Ontario Undergraduate Student Alliance (2010) The Ontario Online Institute: Students’ Vision for Opening Ontario’s Classrooms Toronto ON: OUSA

OUSA have produced a superb document outlining their position regarding the proposed Ontario Online Institute. While strongly supporting the concept, OUSA raises a whole set of key issues that need to be addressed if the new Institute is to be successful. They also recommend a consortium model based on that used by Open Universities Australia. As well as identifying many of the issues that the Ontario government will have to address, such as quality assurance, credit transfer, student learning and advisory support, 24/7 services, student aid, the report also gives the best overview I have seen of the current state of online learning in Ontario, Canada’s largest province by population (13 million).


The consortium model is primarily a challenge to both the government, to put in place a governance structure and funding that will require existing universities to work together in a coherent and meaningful way, and to the Ontario universities themselves, who in the past have talked collaboration but in practice have done little. For instance, it is much more difficult to transfer credits between institutions in Ontario than almost anywhere else in Canada. Without agreement to accept automatically course credits from partner universities, any consortium model is doomed to failure.

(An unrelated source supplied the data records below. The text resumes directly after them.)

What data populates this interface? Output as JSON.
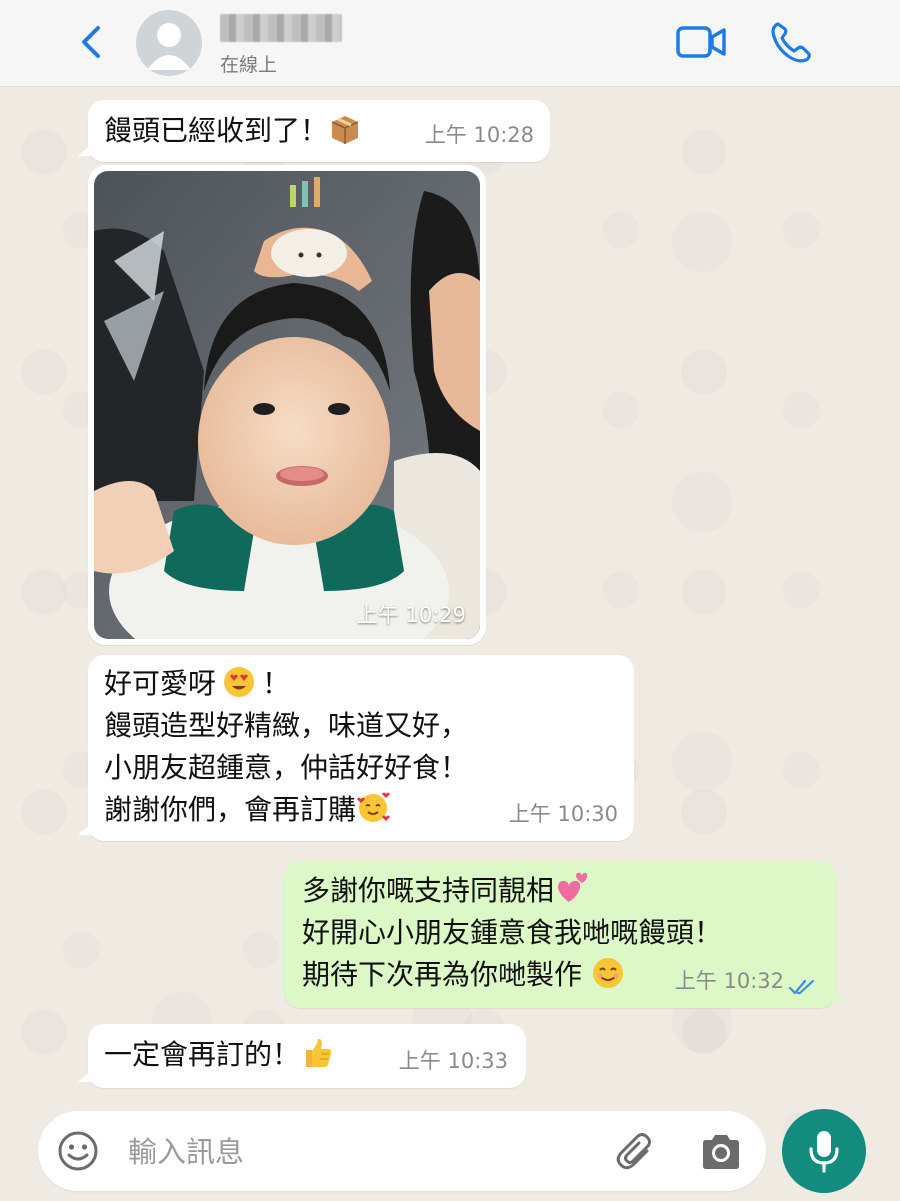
{
  "header": {
    "status": "在線上"
  },
  "messages": [
    {
      "id": "m1",
      "direction": "in",
      "lines": [
        "饅頭已經收到了！"
      ],
      "emoji": "package",
      "time": "上午 10:28"
    },
    {
      "id": "m2",
      "direction": "in",
      "type": "photo",
      "image": "toddler-with-cake-toy-on-head",
      "time": "上午 10:29"
    },
    {
      "id": "m3",
      "direction": "in",
      "lines": [
        "好可愛呀",
        "！",
        "饅頭造型好精緻，味道又好，",
        "小朋友超鍾意，仲話好好食！",
        "謝謝你們，會再訂購"
      ],
      "emoji": [
        "heart-eyes",
        "smiling-face-with-hearts"
      ],
      "time": "上午 10:30"
    },
    {
      "id": "m4",
      "direction": "out",
      "lines": [
        "多謝你嘅支持同靚相",
        "好開心小朋友鍾意食我哋嘅饅頭！",
        "期待下次再為你哋製作"
      ],
      "emoji": [
        "two-hearts",
        "smiling-face"
      ],
      "time": "上午 10:32",
      "read_receipt": "double-check-blue"
    },
    {
      "id": "m5",
      "direction": "in",
      "lines": [
        "一定會再訂的！"
      ],
      "emoji": "thumbs-up",
      "time": "上午 10:33"
    }
  ],
  "input": {
    "placeholder": "輸入訊息"
  },
  "icons": {
    "back": "chevron-left-icon",
    "video": "video-camera-icon",
    "call": "phone-icon",
    "emoji": "smiley-icon",
    "attach": "paperclip-icon",
    "camera": "camera-icon",
    "mic": "microphone-icon"
  },
  "colors": {
    "accent": "#1e7be6",
    "out_bubble": "#dcf8c6",
    "in_bubble": "#ffffff",
    "mic_button": "#128c7e",
    "read_tick": "#3a8ee6"
  }
}
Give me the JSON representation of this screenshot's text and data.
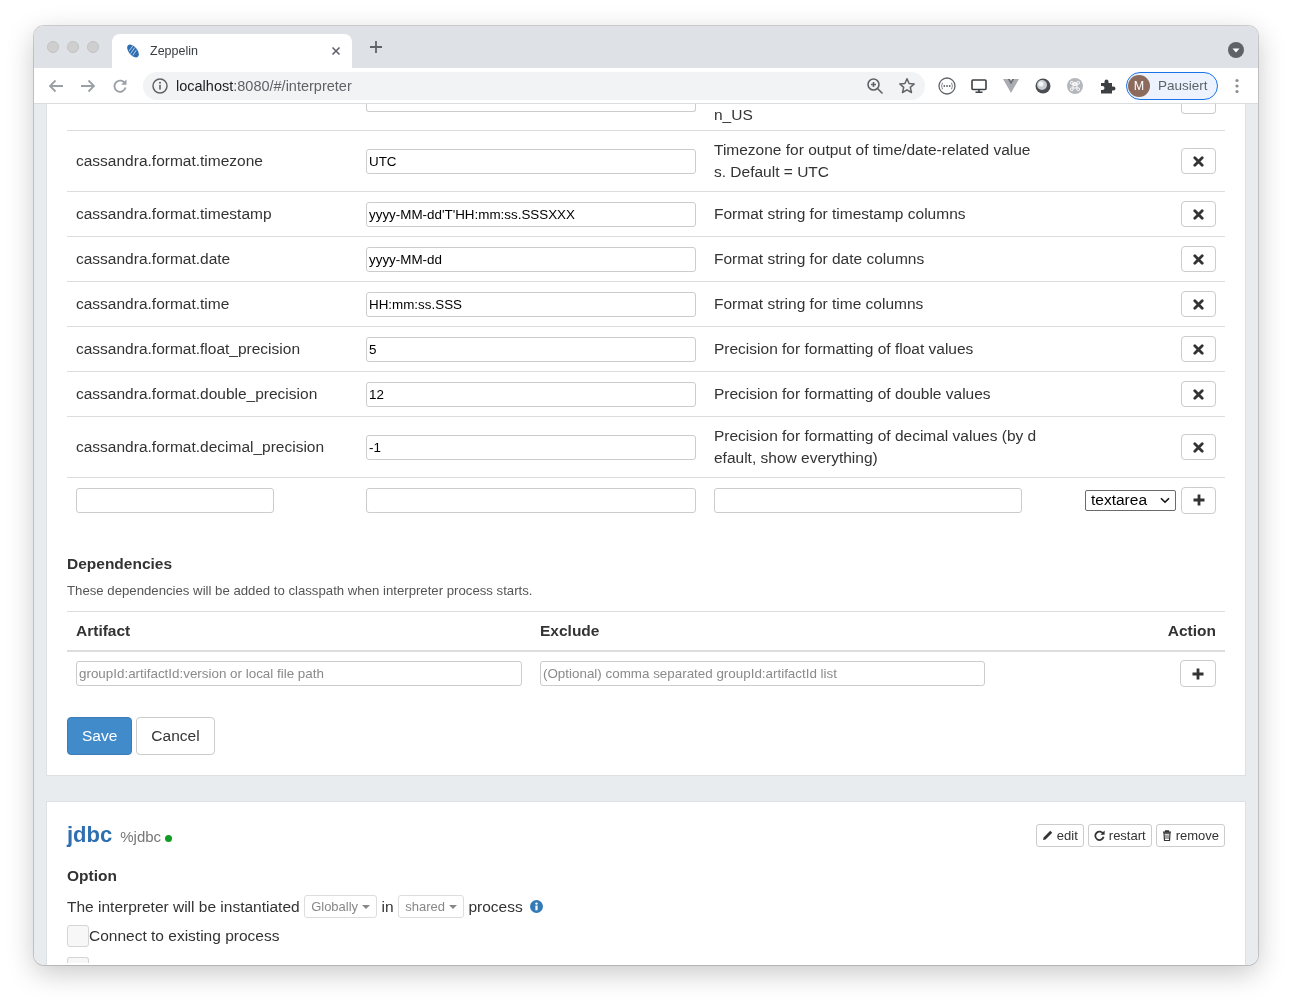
{
  "browser": {
    "tabs": [
      {
        "title": "Zeppelin",
        "selected": true
      }
    ],
    "url": {
      "host": "localhost",
      "path": ":8080/#/interpreter"
    },
    "profile": {
      "initial": "M",
      "label": "Pausiert"
    }
  },
  "properties": {
    "clipped_row": {
      "description": "n_US"
    },
    "rows": [
      {
        "name": "cassandra.format.timezone",
        "value": "UTC",
        "description": "Timezone for output of time/date-related values. Default = UTC"
      },
      {
        "name": "cassandra.format.timestamp",
        "value": "yyyy-MM-dd'T'HH:mm:ss.SSSXXX",
        "description": "Format string for timestamp columns"
      },
      {
        "name": "cassandra.format.date",
        "value": "yyyy-MM-dd",
        "description": "Format string for date columns"
      },
      {
        "name": "cassandra.format.time",
        "value": "HH:mm:ss.SSS",
        "description": "Format string for time columns"
      },
      {
        "name": "cassandra.format.float_precision",
        "value": "5",
        "description": "Precision for formatting of float values"
      },
      {
        "name": "cassandra.format.double_precision",
        "value": "12",
        "description": "Precision for formatting of double values"
      },
      {
        "name": "cassandra.format.decimal_precision",
        "value": "-1",
        "description": "Precision for formatting of decimal values (by default, show everything)"
      }
    ],
    "new_row": {
      "type": "textarea"
    }
  },
  "dependencies": {
    "title": "Dependencies",
    "note": "These dependencies will be added to classpath when interpreter process starts.",
    "columns": [
      "Artifact",
      "Exclude",
      "Action"
    ],
    "artifact_placeholder": "groupId:artifactId:version or local file path",
    "exclude_placeholder": "(Optional) comma separated groupId:artifactId list"
  },
  "form_buttons": [
    {
      "label": "Save",
      "kind": "primary"
    },
    {
      "label": "Cancel",
      "kind": "default"
    }
  ],
  "interpreter": {
    "name": "jdbc",
    "alias": "%jdbc",
    "running": true,
    "actions": [
      {
        "label": "edit",
        "kind": "edit"
      },
      {
        "label": "restart",
        "kind": "restart"
      },
      {
        "label": "remove",
        "kind": "remove"
      }
    ],
    "option_title": "Option",
    "instantiation": {
      "prefix": "The interpreter will be instantiated",
      "scope": "Globally",
      "joiner": "in",
      "mode": "shared",
      "suffix": "process"
    },
    "options": [
      {
        "label": "Connect to existing process",
        "checked": false
      },
      {
        "checked": false
      }
    ]
  }
}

The governance of the Institute will require detailed agreements about revenue sharing, program planning, quality assurance and student support that will require partner universities to yield much more autonomy to the Institute than any Ontario university has shown the stomach for in the past. I do hope the universities – or at least enough to make a workable consortium – will step up to the plate, because Ontario needs the increased flexibility and access such an Institute will bring if it is to have a hope of achieving its goal of 70% access to post-secondary education.

Lastly, the OUSA document makes a very important point:

it is important to note that many aspects of the Institute will depend heavily on the initial design, and many of the solutions presented in the following pages will only be achievable if a heavily integrated consortium model, such as the one employed by the OUA, is selected for the Institute….students wish to highlight that the Institute will have significant long-term effects on the post- secondary sector in Ontario, and that all stakeholders and partners deserve an opportunity to provide input into this process. With only a vague notion of what the Institute is meant to do, students have found it difficult to participate in these deliberations and are concerned with how little information is available months after the initial announcement. Moving forward, students urge the government to facilitate real input from all stakeholders.

I do anticipate that the Ontario provincial government will make an announcement early in the fall, as there is an election due on October 6, 2011, and the government will want to have something in place by then. However, this is a very short timetable for establishing what will be a major new development in online learning. Achieving the right balance between consultation and action will perhaps be the biggest challenge for the government.

In the meantime, congratulations to OUSA who have produced by far the most substantial public input to this process to date.